When I was in my late teens, I had to write an exam essay on what arguments could be put forward to encourage people to reduce their domestic water usage during a drought (there had been droughts in the previous few years). One of the statements that I was expected to counter is one which is often aired in discussions which relate to climate change: I’m only one person, so it doesn’t make any difference whether I reduce my water usage (or potentially car usage, how much I fly, how much meat I eat, how I heat my house etc.). I have equally met this argument in terms of larger numbers, even up to the level of the UK only being one country so we shouldn’t worry about targets to reduce carbon dioxide.
Individual contributions, whether to global warming or to movements away from it, may appear to be insignificant, but the very numbers of human beings that we are now dealing with mean that the opposite is the case. Even so, that appearance is a powerful illusion, most especially if it links to a sense that our freedom may be likely to be curtailed if we start to be asked to give up something that we value.

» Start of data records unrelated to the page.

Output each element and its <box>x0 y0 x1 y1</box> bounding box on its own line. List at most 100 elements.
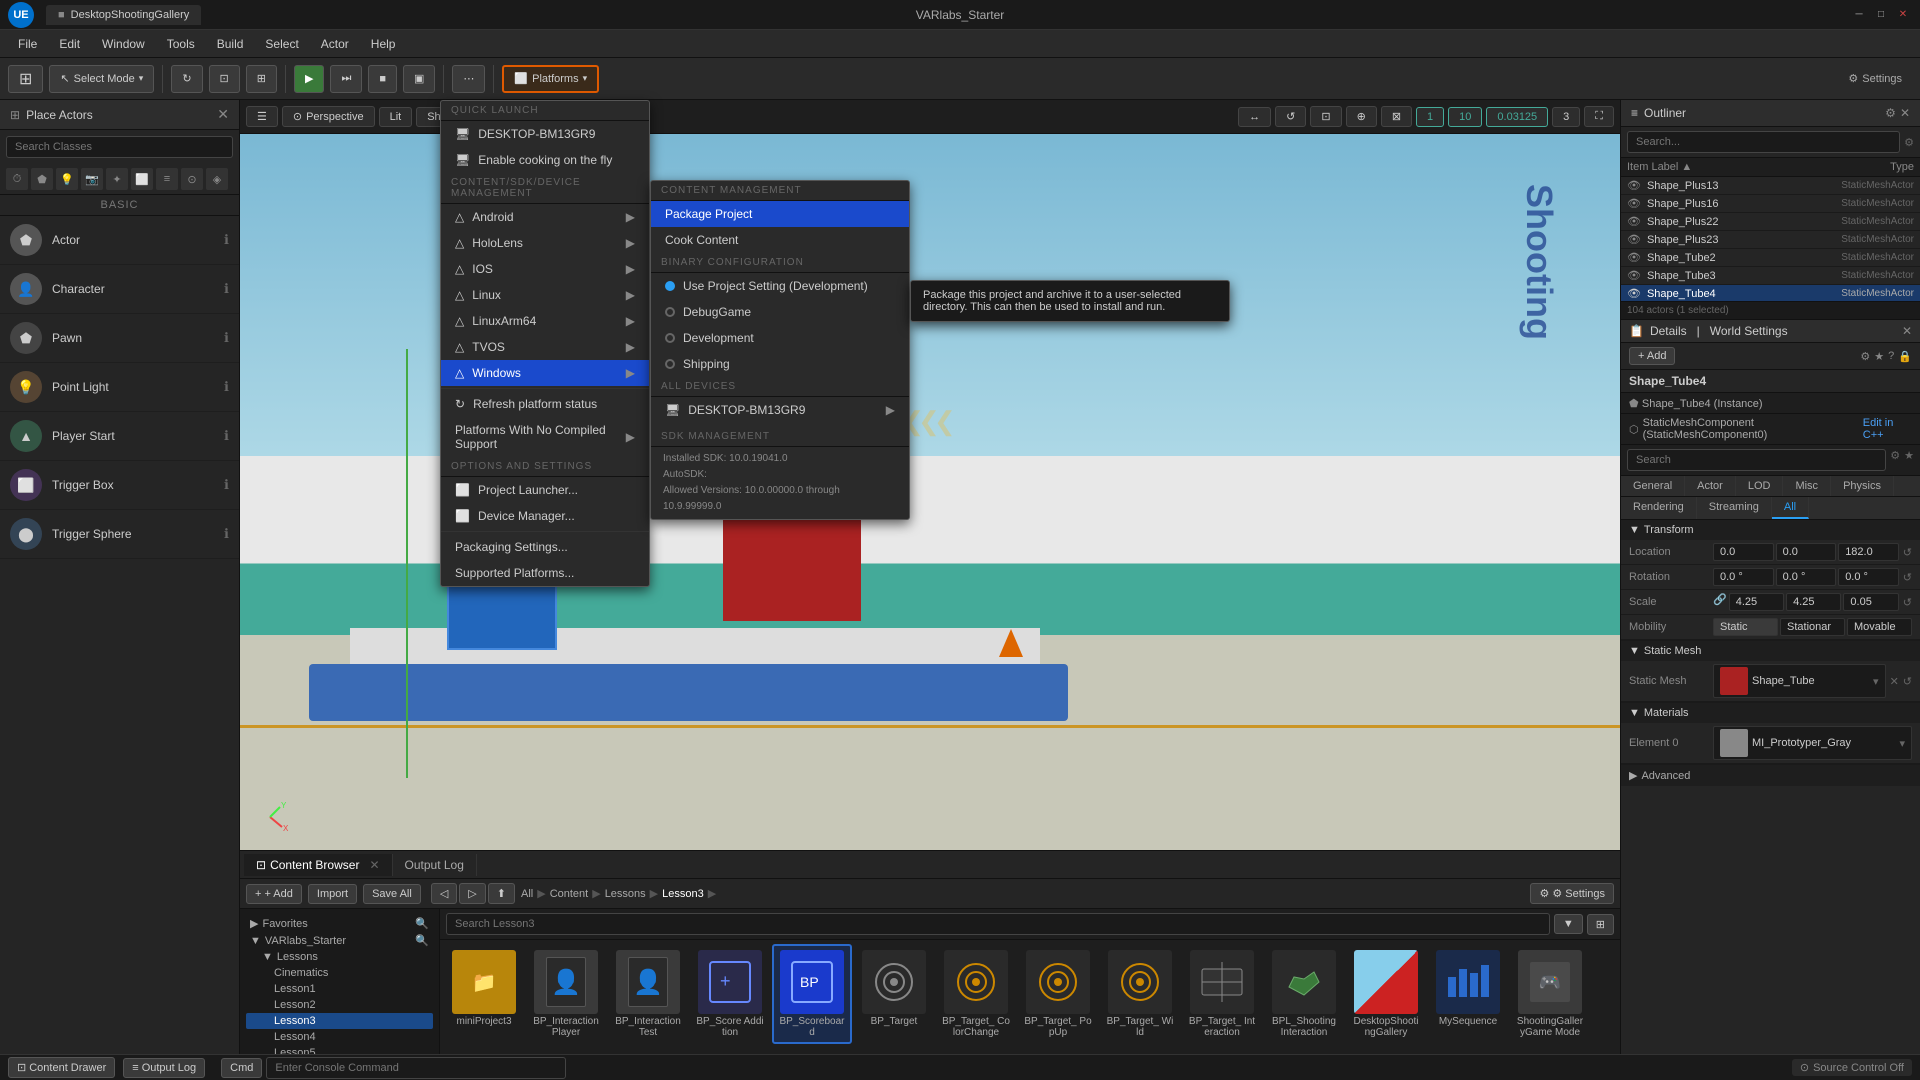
eye-icon[interactable]: 👁 <box>1627 215 1641 228</box>
mode-btn-3[interactable]: ⊞ <box>246 65 277 93</box>
actor-item-trigger-box[interactable]: ⬜ Trigger Box ℹ <box>0 461 239 510</box>
tree-lesson4[interactable]: Lesson4 <box>246 1029 433 1045</box>
actor-info-trigger-box[interactable]: ℹ <box>224 477 229 493</box>
eye-icon[interactable]: 👁 <box>1627 179 1641 192</box>
actor-info-point-light[interactable]: ℹ <box>224 379 229 395</box>
details-search-input[interactable] <box>1627 449 1886 471</box>
platforms-button[interactable]: ⬜ Platforms ▾ <box>502 65 599 93</box>
android-item[interactable]: △ Android ▶ <box>441 204 649 230</box>
panel-close-button[interactable]: ✕ <box>217 106 229 123</box>
tab-all[interactable]: All <box>1772 497 1809 519</box>
details-search-options[interactable]: ⚙ <box>1890 449 1900 471</box>
menu-build[interactable]: Build <box>207 33 254 55</box>
eye-icon[interactable]: 👁 <box>1627 269 1641 282</box>
tree-lessons[interactable]: ▼ Lessons <box>246 949 433 965</box>
platforms-no-compile[interactable]: Platforms With No Compiled Support ▶ <box>441 417 649 457</box>
search-root-icon[interactable]: 🔍 <box>415 934 429 947</box>
launch-btn[interactable]: ▣ <box>403 65 435 93</box>
tree-root[interactable]: ▼ VARlabs_Starter 🔍 <box>246 932 433 949</box>
misc-btn[interactable]: ⋯ <box>452 65 485 93</box>
materials-section-header[interactable]: ▼ Materials <box>1621 703 1920 723</box>
outliner-item-2[interactable]: 👁 Shape_Plus22 StaticMeshActor <box>1621 213 1920 231</box>
place-actors-icon-btn[interactable]: ⊞ <box>8 65 43 93</box>
content-item-sgm[interactable]: 🎮 ShootingGalleryGame Mode <box>1510 944 1590 1044</box>
actor-info-trigger-sphere[interactable]: ℹ <box>224 526 229 542</box>
content-item-dsg[interactable]: DesktopShootingGallery <box>1346 944 1426 1044</box>
grid-size[interactable]: 1 <box>1416 107 1444 127</box>
content-item-bp-score[interactable]: + BP_Score Addition <box>690 944 770 1044</box>
location-x[interactable]: 0.0 <box>1713 543 1774 561</box>
content-item-bp-target[interactable]: BP_Target <box>854 944 934 1044</box>
cook-content-item[interactable]: Cook Content <box>651 227 909 253</box>
camera-speed[interactable]: 3 <box>1552 107 1580 127</box>
outliner-item-1[interactable]: 👁 Shape_Plus16 StaticMeshActor <box>1621 195 1920 213</box>
tab-rendering[interactable]: Rendering <box>1621 497 1697 519</box>
actor-info-actor[interactable]: ℹ <box>224 232 229 248</box>
content-browser-close[interactable]: ✕ <box>369 858 379 872</box>
minimize-button[interactable]: ─ <box>1850 6 1868 24</box>
translate-tool[interactable]: ↔ <box>1238 107 1271 127</box>
settings-button[interactable]: ⚙ Settings <box>1838 65 1912 93</box>
icon-shapes[interactable]: ⬟ <box>31 168 53 190</box>
favorites-item[interactable]: ▶ Favorites 🔍 <box>246 915 433 932</box>
save-all-button[interactable]: Save All <box>363 884 421 904</box>
bookmark-icon[interactable]: ★ <box>1874 350 1884 363</box>
tree-cinematics[interactable]: Cinematics <box>246 965 433 981</box>
use-project-setting-item[interactable]: Use Project Setting (Development) <box>651 273 909 299</box>
select-mode-button[interactable]: ↖ Select Mode ▾ <box>49 65 154 93</box>
reset-location-icon[interactable]: ↺ <box>1903 546 1912 559</box>
eye-icon[interactable]: 👁 <box>1627 287 1641 300</box>
stop-button[interactable]: ■ <box>368 65 397 93</box>
transform-header[interactable]: ▼ Transform <box>1621 520 1920 540</box>
menu-help[interactable]: Help <box>361 33 406 55</box>
scale-size[interactable]: 0.03125 <box>1486 107 1548 127</box>
icon-volumes[interactable]: ⬜ <box>131 168 153 190</box>
refresh-item[interactable]: ↻ Refresh platform status <box>441 391 649 417</box>
content-item-bp-scoreboard[interactable]: BP BP_Scoreboard <box>772 944 852 1044</box>
import-button[interactable]: Import <box>308 884 357 904</box>
question-icon[interactable]: ? <box>1888 350 1894 362</box>
content-item-bp-target-wild[interactable]: BP_Target_ Wild <box>1100 944 1180 1044</box>
desktop-device-item[interactable]: 🖥 DESKTOP-BM13GR9 ▶ <box>651 397 909 423</box>
tab-streaming[interactable]: Streaming <box>1697 497 1772 519</box>
actor-item-actor[interactable]: ⬟ Actor ℹ <box>0 216 239 265</box>
outliner-item-5[interactable]: 👁 Shape_Tube3 StaticMeshActor <box>1621 267 1920 285</box>
actor-info-character[interactable]: ℹ <box>224 281 229 297</box>
project-tab[interactable]: ■ DesktopShootingGallery <box>46 5 201 25</box>
tab-lod[interactable]: LOD <box>1736 476 1784 496</box>
tab-general[interactable]: General <box>1621 476 1685 496</box>
location-z[interactable]: 182.0 <box>1838 543 1899 561</box>
content-drawer-button[interactable]: ⊡ Content Drawer <box>8 1057 115 1078</box>
windows-item[interactable]: △ Windows ▶ <box>441 360 649 386</box>
content-item-miniproject3[interactable]: 📁 miniProject3 <box>444 944 524 1044</box>
search-classes-input[interactable] <box>6 136 233 158</box>
outliner-search-input[interactable] <box>1627 131 1900 153</box>
actor-item-pawn[interactable]: ⬟ Pawn ℹ <box>0 314 239 363</box>
angle-size[interactable]: 10 <box>1448 107 1482 127</box>
content-settings-button[interactable]: ⚙ ⚙ Settings <box>1530 883 1614 904</box>
tab-misc[interactable]: Misc <box>1783 476 1831 496</box>
maximize-button[interactable]: □ <box>1872 6 1890 24</box>
outliner-options-icon[interactable]: ⚙ <box>1885 106 1896 120</box>
menu-file[interactable]: File <box>8 33 47 55</box>
mobility-stationary[interactable]: Stationar <box>1780 618 1845 636</box>
content-item-bp-interaction-player[interactable]: 👤 BP_Interaction Player <box>526 944 606 1044</box>
menu-tools[interactable]: Tools <box>157 33 205 55</box>
outliner-search-options[interactable]: ⚙ <box>1904 136 1914 149</box>
outliner-item-selected[interactable]: 👁 Shape_Tube4 StaticMeshActor <box>1621 285 1920 301</box>
mobility-static[interactable]: Static <box>1713 618 1778 636</box>
nav-back[interactable]: ◁ <box>431 883 457 904</box>
linuxarm64-item[interactable]: △ LinuxArm64 ▶ <box>441 308 649 334</box>
surface-snapping[interactable]: ⊕ <box>1346 106 1377 127</box>
outliner-item-3[interactable]: 👁 Shape_Plus23 StaticMeshActor <box>1621 231 1920 249</box>
project-launcher-item[interactable]: ⬜ Project Launcher... <box>441 477 649 503</box>
static-mesh-section-header[interactable]: ▼ Static Mesh <box>1621 641 1920 661</box>
lock-icon[interactable]: 🔒 <box>1898 350 1912 363</box>
menu-actor[interactable]: Actor <box>311 33 359 55</box>
content-item-bp-target-pu[interactable]: BP_Target_ PopUp <box>1018 944 1098 1044</box>
tree-lesson3[interactable]: Lesson3 <box>246 1013 433 1029</box>
outliner-item-0[interactable]: 👁 Shape_Plus13 StaticMeshActor <box>1621 177 1920 195</box>
maximize-viewport[interactable]: ⛶ <box>1584 106 1614 127</box>
icon-fx[interactable]: ✦ <box>106 168 128 190</box>
outliner-item-4[interactable]: 👁 Shape_Tube2 StaticMeshActor <box>1621 249 1920 267</box>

What I grappled with during the exam and what has stayed with me ever since is that without any sense of a “greater good” it is difficult to counter this argument. If everyone presents the “only one person” argument, nothing will change. It's no longer good enough to opt out of responsibility in this way. The climate change crisis may help us to re-discover this sense of a wider responsibility. However, if people aren't willing to see the bigger picture and take their share of responsibility, that precisely risks blocking change. Perhaps that has always been what this argument has been about, a smokescreen to block change, whether on an individual or group level. The alternative is to recognise that this is a universal issue, which affects everyone and to which everyone can contribute. Perhaps the universality of our need for water can remind us of this.